The Feminist Mosaic: The Naked Blogger, the Burka, and the Boys in Hijab
Aliaa al-Mahdy sparked a firestorm of controversy last month when she posted a sensationalist nude photo of herself on her blog, ‘Memoirs of a Revolutionary.’ Praised almost universally in the West for her “courage,” the 20-year-old art student sent “shock waves” through Egypt’s conservative society. (It is interesting to note that when women attempt to attain their rights to wear the hijab or the niqab in lets say France it is not met with the same enthusiastic praise but rather derision.)
After decades of resurgent Islam, public nudity is frowned upon in Egypt, even in art. Mahdy defended her act, writing in her blog:
Put on trial the artists’ models who posed nude for art schools until the early 70s, hide the art books and destroy the nude statues of antiquity, then undress and stand before a mirror and burn your bodies that you despise to forever rid yourselves of your sexual hangups before you direct your humiliation and chauvinism and dare to try to deny me my freedom of expression.

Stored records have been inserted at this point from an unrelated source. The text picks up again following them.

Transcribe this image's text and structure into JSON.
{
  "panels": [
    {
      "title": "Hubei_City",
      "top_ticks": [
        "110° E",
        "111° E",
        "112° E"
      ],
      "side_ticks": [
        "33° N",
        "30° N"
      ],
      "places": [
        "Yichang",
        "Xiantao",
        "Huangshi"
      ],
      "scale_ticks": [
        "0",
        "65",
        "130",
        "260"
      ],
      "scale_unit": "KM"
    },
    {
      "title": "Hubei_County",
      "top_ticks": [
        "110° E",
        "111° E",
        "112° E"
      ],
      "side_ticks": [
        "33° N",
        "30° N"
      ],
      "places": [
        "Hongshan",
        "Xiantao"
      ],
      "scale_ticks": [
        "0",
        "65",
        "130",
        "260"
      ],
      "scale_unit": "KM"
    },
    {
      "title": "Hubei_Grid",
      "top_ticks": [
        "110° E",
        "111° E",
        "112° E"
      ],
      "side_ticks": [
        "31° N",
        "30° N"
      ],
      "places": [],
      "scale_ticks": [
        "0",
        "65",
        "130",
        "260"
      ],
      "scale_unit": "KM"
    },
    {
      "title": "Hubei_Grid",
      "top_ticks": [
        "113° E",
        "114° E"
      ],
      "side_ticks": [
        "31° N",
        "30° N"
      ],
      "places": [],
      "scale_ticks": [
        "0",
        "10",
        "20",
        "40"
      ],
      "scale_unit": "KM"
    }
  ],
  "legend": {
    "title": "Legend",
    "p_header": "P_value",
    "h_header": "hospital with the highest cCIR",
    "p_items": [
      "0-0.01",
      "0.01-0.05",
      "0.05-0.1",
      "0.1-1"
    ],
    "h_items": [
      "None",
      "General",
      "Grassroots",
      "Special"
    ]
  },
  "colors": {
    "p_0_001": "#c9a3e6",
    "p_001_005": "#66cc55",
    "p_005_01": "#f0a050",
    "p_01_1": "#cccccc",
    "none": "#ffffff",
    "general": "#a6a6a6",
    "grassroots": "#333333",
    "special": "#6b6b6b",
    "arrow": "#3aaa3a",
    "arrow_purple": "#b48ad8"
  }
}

Mahdy also launched a Facebook campaign, “Wearing Hijab in Solidarity with Women,” which called on men to support women’s rights by uploading photos of themselves wearing headscarves. The idea of men wearing hijab to make a political statement is not new.
In 2009, Iranian authorities tried to humiliate jailed activist Majid Tavakoli by publishing photos of him wearing hijab as punishment for his role in protests following a disputed election. Iranian men responded by launching the online “Be a Man” campaign, and hundreds of men expressed their solidarity with Travakoli by uploading photos of themselves wearing hijab.